Le coup de théâtre vient en 2001 lorsque le puissant groupe US Clear Channel rachète Herman, ses sociétés partenaires et la concurrence (y compris la boîte d’Ambach), fondant le tout dans ce qui devient Clear Channel Belgique. Plusieurs facteurs se croisent alors. D’abord, le ressentiment de certains petits organisateurs, en particulier francophones (2), vis-à-vis de ce qui est perçu comme une gourmande pieuvre man£uvrée par les Flamands. Clear Channel met sur pied ses propres concerts mais sert aussi d’intermédiaire obligatoire entre les agences étrangères -qui ont tout un catalogue de stars et de moins stars- et les autres promoteurs belges. Et puis, il y a la critique sévère de la presse sur la stratégie internationale, et donc belge, du groupe Clear Channel. Une congrégation fondée en 1972 par la droite texane amie de Bush Sr dont les pratiques aux Etats-Unis tendent au monopole: propriétaire de salles de concerts, de radios et de télés, et depuis fin 2005, sous le nom de Live Nation, négociant avec Madonna ou Jay-Z des contrats globaux, y compris la production de disques. En d’autres mots, cette société, cotée au Nasdaq, qui emploie 4400 salariés pour un C.A. de 3,7 milliards de dollars, représente la quintessence du néo-libéralisme. Ce qui ne doit pas effaroucher Herman: il est député au parlement flamand sous étiquette Open VLD depuis juin 2004. L’ampleur de la critique l’aura d’autant plus surpris que lui et ses acolytes bénéficient d’une réputation plutôt flatteuse de probité et de professionnalisme. Un acteur du secteur, anonyme, témoigne:  » Herman veut être le meilleur, il n’aime pas les conflits et a une diplomatie bon enfant. C’est quelqu’un d’apparence assez lisse, mais il a une mécanique assez sophistiquée pour être le plus fort, le plus influent. Il se positionne dans les festivals européens (3) et est proche des grandes agences anglo-américaines. Il a une approche 360° et c’est un travailleur. Il n’a jamais choisi de diminuer son aura ou sa puissance, il ambitionne peut-être d’être le patron de Live Nation Europe, qui sait? » On lui aurait bien posé cette question et d’autres: joint par téléphone, Schueremans commence par dire qu’il ne  » donne plus d’interviews depuis 2 ans parce que ce qui compte, c’est ce qui se fait, pas ce qui s’écrit ». Devant notre insistance, l’ancien journaliste nous demande d’envoyer un e-mail avec des questions, avant une éventuelle entrevue. On attend toujours sa réponse. l

(1) Philippe Kopp et Christian Verwilghen travaillent aujourd’hui pour Live Nation. Gilles Verlant, complice des débuts, s’esquiva assez rapidement.

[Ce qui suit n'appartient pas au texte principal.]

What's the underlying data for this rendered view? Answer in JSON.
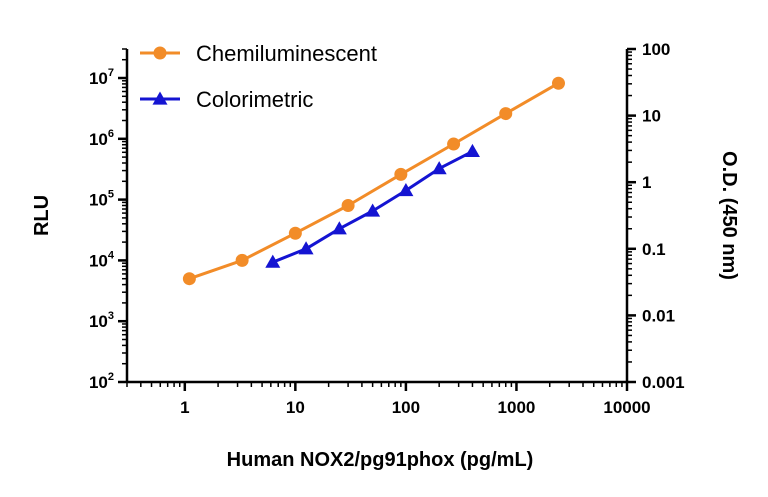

(2) Parmi lesquels Fabrice Lamproye, patron de la Soundstation liégeoise, critiquant OUvertement Clear Channel avant de se décider à s’entendre avec Live Nation pour l’organisation des Ardentes…

(3) Schueremans et Live Nation sont actionnaires d’un nouveau festival jumeau à Werchter, inauguré en 2008 dans le Nord de la France, le Main Square d’Arras.